Essential workers who worked throughout the pandemic are therefore more at risk of suffering from long COVID, given that they are more likely to have been exposed to the virus and to have required hospital treatment.
The true scale of long COVID is hard to know, however, as cases have been massively under-reported. As of June 2021, GPs had recorded 23,270 people in England with long COVID, whilst other major studies have estimated that the true number (at the time) was closer to two million.
With such a huge increase in new cases, virus modellers say that “a protracted wave of long COVID is inevitable”. Claire Hastie from NHS England’s long COVID taskforce has called it the “biggest mass disabling event in history.”
In particular, medical professionals have highlighted the impact of long COVID on young people. “[It is] challenging for a lot of younger folk that really didn’t expect this to be anything more than a viral flu-like illness,” said one doctor.
Capitalism to blame
This ‘protracted wave’ will prolong the ongoing crisis in the UK economy and the NHS.
The blame for this lies squarely with the capitalists and their political representatives. Over a decade of austerity and privatisation has severely limited the NHS’ ability to deal with the pandemic, and many other illnesses, with tireless healthcare staff being worked to the point of exhaustion.
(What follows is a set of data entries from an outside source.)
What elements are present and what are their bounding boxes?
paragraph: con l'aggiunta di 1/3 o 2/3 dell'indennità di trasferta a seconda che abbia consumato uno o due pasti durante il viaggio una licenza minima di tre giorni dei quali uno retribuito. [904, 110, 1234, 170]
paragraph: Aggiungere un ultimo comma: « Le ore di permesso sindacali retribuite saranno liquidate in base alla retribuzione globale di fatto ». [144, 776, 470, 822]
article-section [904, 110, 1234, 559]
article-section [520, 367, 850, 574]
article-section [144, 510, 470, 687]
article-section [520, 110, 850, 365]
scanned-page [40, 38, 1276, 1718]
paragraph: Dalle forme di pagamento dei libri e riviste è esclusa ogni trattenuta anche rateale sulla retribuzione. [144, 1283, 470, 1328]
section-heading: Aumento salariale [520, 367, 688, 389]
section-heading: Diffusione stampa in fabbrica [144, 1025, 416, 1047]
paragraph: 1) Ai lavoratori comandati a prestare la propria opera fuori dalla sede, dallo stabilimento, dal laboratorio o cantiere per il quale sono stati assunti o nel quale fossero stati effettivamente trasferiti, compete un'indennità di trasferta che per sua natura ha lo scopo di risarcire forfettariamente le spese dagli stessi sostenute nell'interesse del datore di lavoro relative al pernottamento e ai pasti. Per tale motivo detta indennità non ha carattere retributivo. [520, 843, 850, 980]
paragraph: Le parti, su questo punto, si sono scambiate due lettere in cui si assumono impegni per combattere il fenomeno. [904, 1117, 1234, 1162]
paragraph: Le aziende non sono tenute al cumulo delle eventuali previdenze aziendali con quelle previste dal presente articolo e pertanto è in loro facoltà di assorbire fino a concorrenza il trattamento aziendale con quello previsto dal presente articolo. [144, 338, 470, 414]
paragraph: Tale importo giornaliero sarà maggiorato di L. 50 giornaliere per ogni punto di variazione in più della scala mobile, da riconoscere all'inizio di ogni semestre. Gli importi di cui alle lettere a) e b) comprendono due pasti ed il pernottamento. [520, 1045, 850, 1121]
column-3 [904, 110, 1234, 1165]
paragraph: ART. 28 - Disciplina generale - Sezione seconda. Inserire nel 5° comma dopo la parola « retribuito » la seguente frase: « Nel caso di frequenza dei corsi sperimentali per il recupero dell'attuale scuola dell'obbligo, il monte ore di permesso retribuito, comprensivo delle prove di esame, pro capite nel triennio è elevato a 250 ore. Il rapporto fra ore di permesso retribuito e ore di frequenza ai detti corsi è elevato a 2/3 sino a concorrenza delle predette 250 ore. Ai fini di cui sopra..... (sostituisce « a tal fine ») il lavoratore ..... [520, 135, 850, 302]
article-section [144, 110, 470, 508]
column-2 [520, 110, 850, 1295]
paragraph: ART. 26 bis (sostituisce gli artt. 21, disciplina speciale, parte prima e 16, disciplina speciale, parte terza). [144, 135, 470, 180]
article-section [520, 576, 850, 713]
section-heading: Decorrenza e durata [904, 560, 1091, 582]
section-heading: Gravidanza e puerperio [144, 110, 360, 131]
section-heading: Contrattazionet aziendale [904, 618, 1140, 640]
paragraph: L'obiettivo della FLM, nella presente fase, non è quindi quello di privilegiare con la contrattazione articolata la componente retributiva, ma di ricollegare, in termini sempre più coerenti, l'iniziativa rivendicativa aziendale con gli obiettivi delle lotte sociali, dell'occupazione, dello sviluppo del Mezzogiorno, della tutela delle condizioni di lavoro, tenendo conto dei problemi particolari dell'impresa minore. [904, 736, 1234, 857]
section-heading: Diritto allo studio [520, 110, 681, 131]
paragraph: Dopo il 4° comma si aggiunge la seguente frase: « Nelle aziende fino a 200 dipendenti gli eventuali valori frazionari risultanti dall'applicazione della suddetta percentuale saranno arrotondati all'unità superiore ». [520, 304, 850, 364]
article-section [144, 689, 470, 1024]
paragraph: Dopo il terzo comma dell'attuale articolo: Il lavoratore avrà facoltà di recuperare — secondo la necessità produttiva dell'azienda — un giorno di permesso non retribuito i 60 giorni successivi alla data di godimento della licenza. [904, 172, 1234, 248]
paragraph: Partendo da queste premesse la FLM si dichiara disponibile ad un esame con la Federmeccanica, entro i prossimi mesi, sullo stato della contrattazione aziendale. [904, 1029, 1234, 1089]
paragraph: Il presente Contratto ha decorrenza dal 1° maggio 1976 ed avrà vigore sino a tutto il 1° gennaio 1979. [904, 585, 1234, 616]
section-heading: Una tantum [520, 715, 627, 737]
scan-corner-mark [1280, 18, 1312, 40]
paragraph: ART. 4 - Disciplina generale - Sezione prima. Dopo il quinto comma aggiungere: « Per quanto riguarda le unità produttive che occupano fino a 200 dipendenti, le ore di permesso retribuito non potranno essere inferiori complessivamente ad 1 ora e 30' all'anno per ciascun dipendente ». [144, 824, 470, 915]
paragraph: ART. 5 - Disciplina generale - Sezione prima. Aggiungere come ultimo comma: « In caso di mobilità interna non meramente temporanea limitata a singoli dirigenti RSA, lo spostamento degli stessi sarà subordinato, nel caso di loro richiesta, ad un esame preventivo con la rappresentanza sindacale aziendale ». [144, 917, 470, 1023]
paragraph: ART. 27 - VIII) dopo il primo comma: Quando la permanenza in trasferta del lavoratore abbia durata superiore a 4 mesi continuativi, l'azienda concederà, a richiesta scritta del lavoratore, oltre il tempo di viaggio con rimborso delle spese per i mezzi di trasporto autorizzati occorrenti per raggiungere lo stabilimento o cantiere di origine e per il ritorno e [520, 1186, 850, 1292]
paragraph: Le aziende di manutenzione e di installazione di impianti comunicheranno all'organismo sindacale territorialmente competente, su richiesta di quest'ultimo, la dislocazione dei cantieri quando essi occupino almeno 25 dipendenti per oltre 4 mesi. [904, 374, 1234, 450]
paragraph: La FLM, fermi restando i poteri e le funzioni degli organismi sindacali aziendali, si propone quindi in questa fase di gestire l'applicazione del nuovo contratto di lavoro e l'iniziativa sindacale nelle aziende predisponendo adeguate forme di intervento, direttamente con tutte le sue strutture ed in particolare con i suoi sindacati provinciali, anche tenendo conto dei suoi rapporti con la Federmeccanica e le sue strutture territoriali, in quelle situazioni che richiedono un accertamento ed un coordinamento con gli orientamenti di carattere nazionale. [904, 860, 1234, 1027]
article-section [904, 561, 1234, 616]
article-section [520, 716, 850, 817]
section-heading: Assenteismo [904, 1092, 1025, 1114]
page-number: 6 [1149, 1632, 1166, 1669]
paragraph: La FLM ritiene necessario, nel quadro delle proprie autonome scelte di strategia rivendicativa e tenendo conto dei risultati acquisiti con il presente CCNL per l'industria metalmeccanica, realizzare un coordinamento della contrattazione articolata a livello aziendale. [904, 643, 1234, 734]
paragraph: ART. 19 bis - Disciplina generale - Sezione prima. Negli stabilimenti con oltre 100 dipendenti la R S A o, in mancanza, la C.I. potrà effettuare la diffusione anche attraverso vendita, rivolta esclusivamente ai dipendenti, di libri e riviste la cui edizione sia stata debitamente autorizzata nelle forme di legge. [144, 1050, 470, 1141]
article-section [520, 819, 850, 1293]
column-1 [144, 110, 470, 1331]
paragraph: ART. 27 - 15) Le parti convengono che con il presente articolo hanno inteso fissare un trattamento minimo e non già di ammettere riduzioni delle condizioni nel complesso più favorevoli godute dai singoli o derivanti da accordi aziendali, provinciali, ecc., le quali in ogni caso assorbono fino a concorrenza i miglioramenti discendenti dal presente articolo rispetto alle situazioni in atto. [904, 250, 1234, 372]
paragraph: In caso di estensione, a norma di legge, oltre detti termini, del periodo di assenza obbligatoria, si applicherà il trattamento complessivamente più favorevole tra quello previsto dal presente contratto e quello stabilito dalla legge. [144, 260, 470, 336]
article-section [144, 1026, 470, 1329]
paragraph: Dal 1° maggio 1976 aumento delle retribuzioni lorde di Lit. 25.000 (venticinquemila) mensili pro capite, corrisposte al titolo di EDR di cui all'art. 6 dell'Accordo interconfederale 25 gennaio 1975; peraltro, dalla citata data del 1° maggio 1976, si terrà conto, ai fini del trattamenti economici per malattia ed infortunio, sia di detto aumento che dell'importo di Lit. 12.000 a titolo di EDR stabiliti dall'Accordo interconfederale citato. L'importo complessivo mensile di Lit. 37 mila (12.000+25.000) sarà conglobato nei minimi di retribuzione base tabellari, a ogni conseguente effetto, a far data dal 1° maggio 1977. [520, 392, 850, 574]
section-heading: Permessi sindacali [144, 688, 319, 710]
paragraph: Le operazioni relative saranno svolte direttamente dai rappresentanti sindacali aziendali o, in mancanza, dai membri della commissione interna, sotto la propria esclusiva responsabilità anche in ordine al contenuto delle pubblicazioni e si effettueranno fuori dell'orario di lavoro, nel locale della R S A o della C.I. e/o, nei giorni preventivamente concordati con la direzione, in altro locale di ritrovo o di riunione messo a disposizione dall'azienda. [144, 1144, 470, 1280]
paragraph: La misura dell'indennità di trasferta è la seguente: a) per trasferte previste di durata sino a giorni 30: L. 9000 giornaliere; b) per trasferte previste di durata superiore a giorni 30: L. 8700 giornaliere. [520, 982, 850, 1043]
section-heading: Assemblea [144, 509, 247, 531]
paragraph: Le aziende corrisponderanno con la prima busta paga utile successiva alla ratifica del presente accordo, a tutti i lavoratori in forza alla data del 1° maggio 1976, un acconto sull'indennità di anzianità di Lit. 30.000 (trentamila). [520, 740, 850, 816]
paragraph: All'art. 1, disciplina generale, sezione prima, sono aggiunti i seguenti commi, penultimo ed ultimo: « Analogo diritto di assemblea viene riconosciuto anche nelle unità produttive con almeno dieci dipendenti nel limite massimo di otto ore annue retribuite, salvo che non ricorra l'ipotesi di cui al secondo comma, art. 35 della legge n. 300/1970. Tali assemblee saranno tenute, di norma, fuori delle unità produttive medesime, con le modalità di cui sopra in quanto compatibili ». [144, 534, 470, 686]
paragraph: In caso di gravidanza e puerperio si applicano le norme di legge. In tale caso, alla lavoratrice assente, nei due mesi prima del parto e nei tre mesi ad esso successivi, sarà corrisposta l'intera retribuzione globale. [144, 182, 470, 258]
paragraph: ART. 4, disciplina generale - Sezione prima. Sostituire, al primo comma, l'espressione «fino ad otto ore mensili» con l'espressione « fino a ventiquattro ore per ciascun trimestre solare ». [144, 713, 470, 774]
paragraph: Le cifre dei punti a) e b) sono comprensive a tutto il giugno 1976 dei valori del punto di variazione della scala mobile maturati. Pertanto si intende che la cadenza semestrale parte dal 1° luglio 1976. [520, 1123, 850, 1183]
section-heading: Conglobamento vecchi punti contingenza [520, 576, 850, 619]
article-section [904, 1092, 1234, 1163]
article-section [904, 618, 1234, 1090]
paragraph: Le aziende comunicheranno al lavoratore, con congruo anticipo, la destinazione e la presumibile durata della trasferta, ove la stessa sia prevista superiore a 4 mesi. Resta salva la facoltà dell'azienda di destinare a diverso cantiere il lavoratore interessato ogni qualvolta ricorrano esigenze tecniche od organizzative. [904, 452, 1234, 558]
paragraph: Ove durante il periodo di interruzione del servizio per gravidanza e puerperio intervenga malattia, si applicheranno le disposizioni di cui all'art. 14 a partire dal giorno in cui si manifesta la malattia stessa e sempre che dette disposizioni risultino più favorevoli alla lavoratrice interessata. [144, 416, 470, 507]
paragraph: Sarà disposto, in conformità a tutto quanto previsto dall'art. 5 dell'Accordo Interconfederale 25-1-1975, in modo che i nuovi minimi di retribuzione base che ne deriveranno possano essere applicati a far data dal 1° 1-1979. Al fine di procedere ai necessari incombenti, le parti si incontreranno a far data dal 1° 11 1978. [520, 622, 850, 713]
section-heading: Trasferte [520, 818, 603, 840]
Indeed, even before COVID-19 emerged, the NHS was routinely on the verge of collapse most winters. And these seasonal pressures on hospitals and health workers are only set to get worse.
Meanwhile, Tory recklessness and incompetence, combined with relentless pressure from the bosses, have allowed the virus to rampage through society over the last two years, leaving millions of ordinary people to suffer the consequences to their lives and livelihoods.
In response to this catastrophe, the TUC has correctly called for long COVID to be “recognised as a disability and COVID-19 as an occupational disease”. This would give workers access to legal protections and compensation.
But we must go further, and fight to ensure that the victims of capitalism’s coronavirus crisis have access to the resources they need. People who need specialist treatment such as hyperbaric oxygen therapy, for example, should get free and immediate access – not just the rich.
This is only possible, however, with an NHS that is fully-funded – and democratically run by workers, for workers.
Fight for socialism
The whole labour movement must therefore fight to make the capitalists pay for these crises.
This means mobilising activists to save the NHS with socialist policies: reversing all privatisation and outsourcing; nationalising Big Pharma; and conducting a mass, union-led recruitment drive of nurses and other key workers.
And it means fighting for demands such as full sick pay for all workers, as well as for workers’ control over health and safety measures in the workplace – all paid for by expropriating the billionaires.
In the last analysis, long COVID is the reflection of a sick system. In pursuit of their own narrow, short-term interests, the myopic ruling class has allowed the virus to spread and develop uncontrollably across the world.
Only by taking power out of the hands of the capitalists can we take control of our own fates, and put the lives of billions ahead of the profits of a few.